Uno de los primeros derechos, si no el primero de todos, es el de la libertad: libertad de pensamiento, de opinión, de expresión… Entre ellas, la de expresarse en la lengua que uno quiera, sin más límites que el propio deseo de uno de ser entendido por los demás.
Porque las lenguas existen para que nos entendamos unos a otros, más allá de la pluralidad lingüística y de la cooficialidad de lenguas en gran parte del Estado español. Y lo paradójico del caso es que la lengua de uso más común, el español o castellano, no es protegida respecto a las otras. Es más, en muchos lugares la cartelería de las instituciones públicas potencia las distintas lenguas vernáculas cuando no ignora, lisa y llanamente el castellano.

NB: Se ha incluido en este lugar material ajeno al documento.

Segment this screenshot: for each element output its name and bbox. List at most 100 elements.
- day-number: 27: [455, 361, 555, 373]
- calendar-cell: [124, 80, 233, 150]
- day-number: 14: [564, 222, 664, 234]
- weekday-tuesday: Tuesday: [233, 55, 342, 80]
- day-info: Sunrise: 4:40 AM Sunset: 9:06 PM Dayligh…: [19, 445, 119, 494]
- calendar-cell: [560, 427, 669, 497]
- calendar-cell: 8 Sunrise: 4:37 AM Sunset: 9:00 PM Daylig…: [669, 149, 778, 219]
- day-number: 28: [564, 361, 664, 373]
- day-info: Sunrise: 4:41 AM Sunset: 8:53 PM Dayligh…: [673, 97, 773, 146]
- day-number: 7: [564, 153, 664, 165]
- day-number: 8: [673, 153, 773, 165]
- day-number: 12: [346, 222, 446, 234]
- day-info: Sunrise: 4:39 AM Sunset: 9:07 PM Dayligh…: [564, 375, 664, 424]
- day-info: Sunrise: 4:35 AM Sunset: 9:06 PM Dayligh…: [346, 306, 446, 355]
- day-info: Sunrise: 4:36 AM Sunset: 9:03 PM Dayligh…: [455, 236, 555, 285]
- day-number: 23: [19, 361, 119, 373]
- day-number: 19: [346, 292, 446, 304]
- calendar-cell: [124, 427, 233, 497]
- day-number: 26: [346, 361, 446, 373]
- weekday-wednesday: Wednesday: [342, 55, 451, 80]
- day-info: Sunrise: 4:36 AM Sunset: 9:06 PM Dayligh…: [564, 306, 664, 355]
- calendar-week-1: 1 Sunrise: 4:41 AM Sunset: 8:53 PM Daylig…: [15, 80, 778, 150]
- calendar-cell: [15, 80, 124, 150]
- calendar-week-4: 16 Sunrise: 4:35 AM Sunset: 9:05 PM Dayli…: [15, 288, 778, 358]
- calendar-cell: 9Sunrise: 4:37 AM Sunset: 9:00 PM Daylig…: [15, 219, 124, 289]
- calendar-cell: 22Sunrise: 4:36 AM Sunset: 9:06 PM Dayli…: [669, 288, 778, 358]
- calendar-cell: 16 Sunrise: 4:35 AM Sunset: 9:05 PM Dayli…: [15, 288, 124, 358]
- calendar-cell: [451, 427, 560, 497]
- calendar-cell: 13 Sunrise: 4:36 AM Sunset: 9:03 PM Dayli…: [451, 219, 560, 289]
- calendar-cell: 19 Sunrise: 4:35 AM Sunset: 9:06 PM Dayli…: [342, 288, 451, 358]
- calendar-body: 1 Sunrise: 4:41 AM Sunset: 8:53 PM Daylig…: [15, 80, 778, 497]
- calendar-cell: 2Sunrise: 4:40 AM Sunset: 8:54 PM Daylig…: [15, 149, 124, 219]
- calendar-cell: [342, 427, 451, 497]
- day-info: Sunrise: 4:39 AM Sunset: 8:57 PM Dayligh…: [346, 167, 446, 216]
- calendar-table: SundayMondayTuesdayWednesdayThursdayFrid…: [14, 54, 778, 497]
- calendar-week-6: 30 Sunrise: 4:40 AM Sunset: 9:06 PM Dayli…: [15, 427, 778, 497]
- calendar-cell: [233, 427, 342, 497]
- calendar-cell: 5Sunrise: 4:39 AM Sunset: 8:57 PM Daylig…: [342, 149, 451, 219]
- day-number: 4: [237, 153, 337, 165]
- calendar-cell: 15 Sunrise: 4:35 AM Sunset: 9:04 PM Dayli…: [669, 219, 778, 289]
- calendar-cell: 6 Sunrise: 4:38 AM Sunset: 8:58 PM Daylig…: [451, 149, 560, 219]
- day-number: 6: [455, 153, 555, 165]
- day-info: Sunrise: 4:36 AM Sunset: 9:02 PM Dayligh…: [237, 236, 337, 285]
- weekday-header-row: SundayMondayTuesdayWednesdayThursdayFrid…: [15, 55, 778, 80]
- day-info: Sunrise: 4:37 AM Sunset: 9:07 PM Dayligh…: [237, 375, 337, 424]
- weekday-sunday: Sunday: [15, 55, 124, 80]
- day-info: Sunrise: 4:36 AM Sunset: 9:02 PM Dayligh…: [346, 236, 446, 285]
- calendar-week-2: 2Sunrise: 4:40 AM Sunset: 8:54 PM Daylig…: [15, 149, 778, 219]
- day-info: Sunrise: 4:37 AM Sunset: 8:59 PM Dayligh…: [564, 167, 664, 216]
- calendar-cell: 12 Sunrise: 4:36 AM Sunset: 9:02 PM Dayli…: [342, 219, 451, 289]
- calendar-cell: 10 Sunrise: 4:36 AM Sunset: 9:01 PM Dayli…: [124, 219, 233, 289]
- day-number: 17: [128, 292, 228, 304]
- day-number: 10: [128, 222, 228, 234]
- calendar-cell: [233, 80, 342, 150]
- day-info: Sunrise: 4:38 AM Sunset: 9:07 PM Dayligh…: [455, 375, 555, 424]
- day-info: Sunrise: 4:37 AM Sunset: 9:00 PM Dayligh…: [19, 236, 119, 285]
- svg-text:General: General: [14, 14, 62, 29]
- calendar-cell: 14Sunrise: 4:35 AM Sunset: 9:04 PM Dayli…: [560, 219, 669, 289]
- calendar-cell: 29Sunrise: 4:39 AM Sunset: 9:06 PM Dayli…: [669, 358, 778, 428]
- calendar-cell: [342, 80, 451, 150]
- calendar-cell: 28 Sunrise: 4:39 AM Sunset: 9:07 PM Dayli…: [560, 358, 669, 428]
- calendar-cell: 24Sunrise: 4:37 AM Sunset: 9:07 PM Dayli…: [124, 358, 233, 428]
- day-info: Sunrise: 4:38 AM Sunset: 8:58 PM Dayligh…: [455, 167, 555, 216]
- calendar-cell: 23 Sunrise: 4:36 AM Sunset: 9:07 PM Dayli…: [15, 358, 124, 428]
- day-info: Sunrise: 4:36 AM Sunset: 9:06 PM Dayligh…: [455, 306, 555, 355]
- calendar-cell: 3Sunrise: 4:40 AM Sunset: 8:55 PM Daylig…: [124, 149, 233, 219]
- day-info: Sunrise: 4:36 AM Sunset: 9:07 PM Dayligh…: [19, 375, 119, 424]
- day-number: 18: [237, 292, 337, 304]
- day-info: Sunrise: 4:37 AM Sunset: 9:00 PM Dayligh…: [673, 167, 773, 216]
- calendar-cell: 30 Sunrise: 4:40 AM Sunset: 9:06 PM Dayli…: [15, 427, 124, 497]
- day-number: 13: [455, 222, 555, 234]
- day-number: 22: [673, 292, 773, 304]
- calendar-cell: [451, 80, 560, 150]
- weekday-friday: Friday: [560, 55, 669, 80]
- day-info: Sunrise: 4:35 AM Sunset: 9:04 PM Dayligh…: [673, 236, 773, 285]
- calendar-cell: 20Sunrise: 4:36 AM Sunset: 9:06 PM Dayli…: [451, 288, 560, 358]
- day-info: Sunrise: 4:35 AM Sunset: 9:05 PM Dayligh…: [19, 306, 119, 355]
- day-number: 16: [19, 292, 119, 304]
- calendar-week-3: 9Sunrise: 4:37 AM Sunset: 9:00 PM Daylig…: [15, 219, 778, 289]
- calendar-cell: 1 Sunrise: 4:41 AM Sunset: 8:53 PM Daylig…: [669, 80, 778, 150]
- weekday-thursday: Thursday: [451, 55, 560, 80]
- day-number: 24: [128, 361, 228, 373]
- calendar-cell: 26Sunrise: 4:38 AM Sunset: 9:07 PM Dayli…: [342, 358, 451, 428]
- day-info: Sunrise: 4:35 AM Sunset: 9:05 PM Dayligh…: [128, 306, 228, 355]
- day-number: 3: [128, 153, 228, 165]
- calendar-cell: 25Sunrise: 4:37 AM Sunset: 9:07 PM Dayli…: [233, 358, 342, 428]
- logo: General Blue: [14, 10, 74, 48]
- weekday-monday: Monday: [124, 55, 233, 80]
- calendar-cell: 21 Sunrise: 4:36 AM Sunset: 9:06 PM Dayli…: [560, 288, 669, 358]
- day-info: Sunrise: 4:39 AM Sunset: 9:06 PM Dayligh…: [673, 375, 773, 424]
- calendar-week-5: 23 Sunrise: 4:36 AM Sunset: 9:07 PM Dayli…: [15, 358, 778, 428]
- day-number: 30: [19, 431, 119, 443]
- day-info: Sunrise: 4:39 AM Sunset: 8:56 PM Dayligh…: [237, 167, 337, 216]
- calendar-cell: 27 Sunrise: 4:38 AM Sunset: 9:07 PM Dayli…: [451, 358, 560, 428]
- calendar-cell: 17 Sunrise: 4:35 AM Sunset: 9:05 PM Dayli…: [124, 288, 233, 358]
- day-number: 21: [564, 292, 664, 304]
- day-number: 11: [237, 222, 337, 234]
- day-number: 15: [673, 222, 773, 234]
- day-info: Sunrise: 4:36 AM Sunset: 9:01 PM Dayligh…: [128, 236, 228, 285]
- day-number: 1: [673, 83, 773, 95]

El derecho, reconocido en la Constitución, de hablar los distintos idiomas patrios, no colisiona, sino todo lo contrario, con el deber de conocer el idioma común como vehículo de entendimiento general. Que eso, en realidad, no es así, lo tenemos en el caso extremo de Cataluña, donde un decreto de la Generalitat intenta evitar el cumplimiento de una sentencia judicial de que en las escuelas de ese territorio se enseñe un modestísimo 25 por ciento de las asignaturas en castellano.
Sin llegar tan lejos en la imposición, pero incurriendo en lo grotesco, tenemos la existencia de intérpretes en el Congreso para traducir de uno a otro idioma oficial los que se quieran hablar en Las Cortes por sus señorías con tal de evitar el habla común.
Eso, en vez de proteger la lengua compartida, que sería lo lógico, es hacer prevalecer los idiomas particulares de una u otra región en detrimento del castellano como vehículo de comunicación. Luego nos escandalizamos, y no sólo por eso, claro está, de que nuestros jóvenes cada vez hablen peor cualquiera de las lenguas que usan porque no se pone el debido cuidado en la enseñanza de cada una de ellas.